Resolvemos fundar o nosso. Um espaço não comercial, de resistência. Mais um trabalho de militância, voluntário, por suposto. Jaime propôs um jornal; eu, uma revista. O nome eu escolhi (ele queria Bacurau). Dividimos as tarefas. A capa ficou com ele, a linha editorial também.
Correr atrás da grana ficou por minha conta. A paleta de cores, depois de larga prosa, Jaime fechou questão – “nossas cores vão ser o vermelho e o amarelo, porque revista tem que ter cor de luta, cor vibrante” (eu queria verde-floresta). Na paz, acabei enfiando um branco.
Fizemos a primeira edição da Xapuri lá mesmo, na Reserva, em uma noite. Optamos por centrar na pauta socioambiental. Nossa primeira capa foi sobre os povos indígenas isolados do Acre: ‘Isolados, Bravos, Livres: Um Brasil Indígena por Conhecer”. Depois de tudo pronto, Jaime inventou de fazer uma outra boneca, “porque toda revista tem que ter número zero”.

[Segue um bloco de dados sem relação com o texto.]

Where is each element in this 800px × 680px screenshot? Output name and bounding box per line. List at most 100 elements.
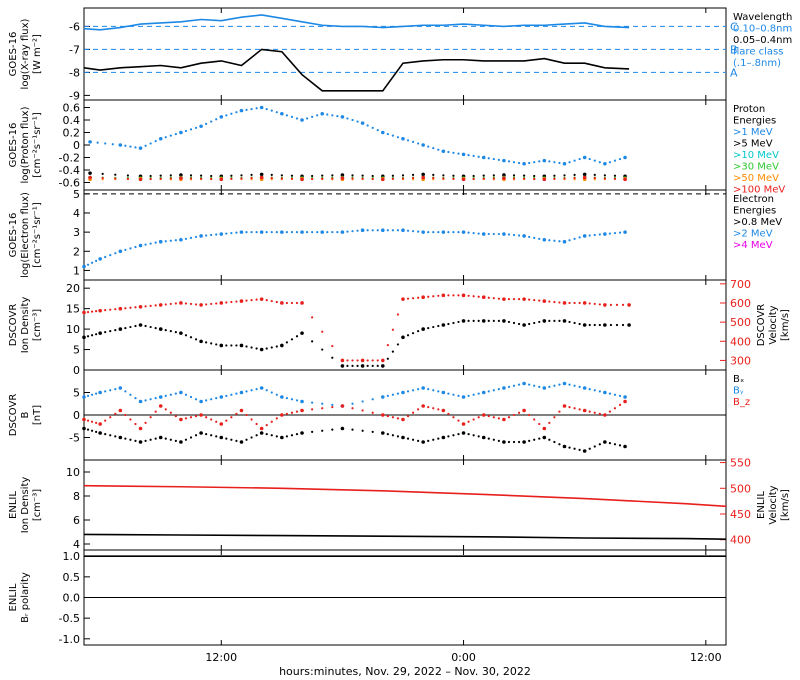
data-point (517, 298, 521, 301)
data-point (134, 422, 137, 426)
data-point (311, 115, 314, 118)
data-point (134, 306, 137, 309)
data-point (507, 298, 511, 301)
data-point (184, 334, 188, 337)
data-point (593, 411, 596, 414)
y-tick-label: 20 (66, 282, 80, 295)
data-point (568, 301, 571, 305)
data-point (477, 319, 480, 323)
data-point (441, 435, 446, 440)
data-point (189, 177, 193, 180)
data-point (235, 344, 238, 347)
legend-entry: >0.8 MeV (733, 217, 782, 228)
panel-proton: -0.6-0.4-0.200.20.40.6 GOES-16 log(Proton … (8, 99, 785, 196)
y-tick-label: -0.2 (59, 152, 80, 165)
data-point (593, 323, 596, 327)
panel-frame (83, 189, 727, 281)
data-point (285, 435, 288, 438)
y-tick-label: 0.6 (63, 102, 81, 115)
data-point (174, 392, 177, 395)
data-point (588, 302, 591, 305)
data-point (502, 319, 506, 323)
data-point (311, 340, 314, 343)
data-point (533, 236, 536, 239)
data-point (305, 117, 309, 120)
data-point (159, 177, 162, 180)
data-point (149, 242, 152, 245)
data-point (351, 118, 354, 122)
data-point (371, 229, 374, 232)
data-point (608, 392, 612, 395)
data-point (627, 303, 631, 307)
data-point (340, 115, 345, 119)
data-point (452, 321, 455, 325)
data-point (512, 174, 516, 177)
data-point (290, 301, 294, 305)
data-point (472, 154, 475, 158)
y-tick-label: -6 (69, 20, 80, 33)
data-point (205, 122, 208, 126)
data-point (447, 231, 450, 234)
data-point (199, 399, 203, 404)
data-point (562, 404, 567, 408)
data-point (371, 430, 374, 433)
data-point (129, 247, 132, 250)
data-point (129, 306, 132, 309)
data-point (225, 301, 228, 304)
data-point (542, 319, 547, 323)
data-point (118, 143, 123, 147)
data-point (421, 175, 425, 180)
data-point (230, 344, 233, 347)
data-point (149, 177, 152, 181)
data-point (250, 346, 253, 349)
data-point (250, 389, 253, 392)
data-point (427, 388, 430, 391)
y-tick-label: 5 (73, 188, 80, 201)
data-point (568, 239, 571, 242)
data-point (311, 401, 314, 404)
legend-entry: >1 MeV (733, 127, 773, 138)
data-point (533, 321, 536, 325)
data-point (457, 231, 460, 234)
data-point (250, 418, 253, 421)
data-point (452, 231, 455, 234)
data-point (391, 174, 394, 177)
data-point (124, 390, 127, 393)
data-point (528, 322, 531, 326)
data-point (255, 231, 258, 234)
data-point (215, 302, 218, 305)
data-point (582, 449, 587, 453)
data-point (144, 305, 147, 308)
data-point (487, 319, 490, 323)
data-point (225, 419, 228, 422)
y-tick-label: 8 (73, 490, 80, 503)
data-point (245, 231, 248, 234)
data-point (300, 399, 304, 404)
data-point (219, 115, 224, 119)
data-point (457, 294, 460, 297)
data-point (507, 416, 511, 419)
data-point (538, 320, 541, 324)
data-point (346, 359, 349, 362)
data-point (588, 323, 591, 327)
data-point (558, 410, 561, 413)
data-point (578, 322, 581, 326)
data-point (582, 386, 587, 390)
data-point (457, 433, 460, 436)
data-point (452, 393, 455, 396)
legend-entry: >5 MeV (733, 139, 773, 150)
y-axis-label: [cm⁻²s⁻¹sr⁻¹] (32, 202, 43, 268)
data-point (608, 232, 612, 235)
y-axis-label: [cm⁻³] (32, 309, 43, 341)
y-tick-label: 6 (73, 514, 80, 527)
data-point (245, 438, 248, 441)
data-point (259, 230, 264, 234)
data-point (376, 129, 379, 132)
data-point (340, 426, 345, 431)
data-point (517, 234, 521, 237)
data-point (512, 413, 516, 417)
y-axis-label: [W m⁻²] (32, 34, 43, 74)
data-point (215, 343, 218, 346)
y-axis-right-label: DSCOVR (756, 304, 767, 347)
data-point (158, 395, 163, 399)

Dessa vez finquei pé, ficamos com a capa indígena. Voltei pra Brasília com a boneca praticamente pronta e com a missão de dar um jeito de imprimir. Nos dias seguintes, o Jaime veio pra Formosa, pra convencer minha irmã Lúcia a revisar a revista, “de grátis”. Com a primeira revista impressa, a próxima tarefa foi montar o Conselho Editorial.
Jaime fez questão de visitar, explicar o projeto e convidar pessoalmente cada conselheiro e cada conselheira (até a doença agravar, nos seus últimos meses de vida, nunca abriu mão dessa tarefa). Daqui rumamos pra Goiânia, para convidar o arqueólogo Altair Sales Barbosa, nosso primeiro conselheiro. “O mais sabido de nóis,” segundo o Jaime.
Trilhamos uma linda jornada. Em 80 meses, Jaime fez questão de decidir, mensalmente, o tema da capa e, quase sempre, escrever ele mesmo. Às vezes, ligava pra falar da ótima ideia que teve, às vezes sumia e, no dia certo, lá vinha o texto pronto, impecável.
Na sexta-feira, 9 de julho, quando preparávamos a Xapuri 81, pela primeira vez em sete anos, ele me pediu para cuidar de tudo. Foi uma conversa triste, ele estava agoniado com os rumos da doença e com a tragédia que o Brasil enfrentava. Não falamos em morte, mas eu sabia que era o fim.
Hoje, cá estamos nós, sem as capas do Jaime, sem as pautas do Jaime, sem o linguajar do Jaime, sem o jaimês da Xapuri, mas na labuta, firmes na resistência. Mês sim, mês sim de novo, como você sonhava, Jaiminho, carcamos porva e, enfim, chegamos à nossa edição número 100. E, depois da Xapuri 100, como era desejo seu, a gente segue esperneando.
Fica tranquilo, camarada, que por aqui tá tudo direitim.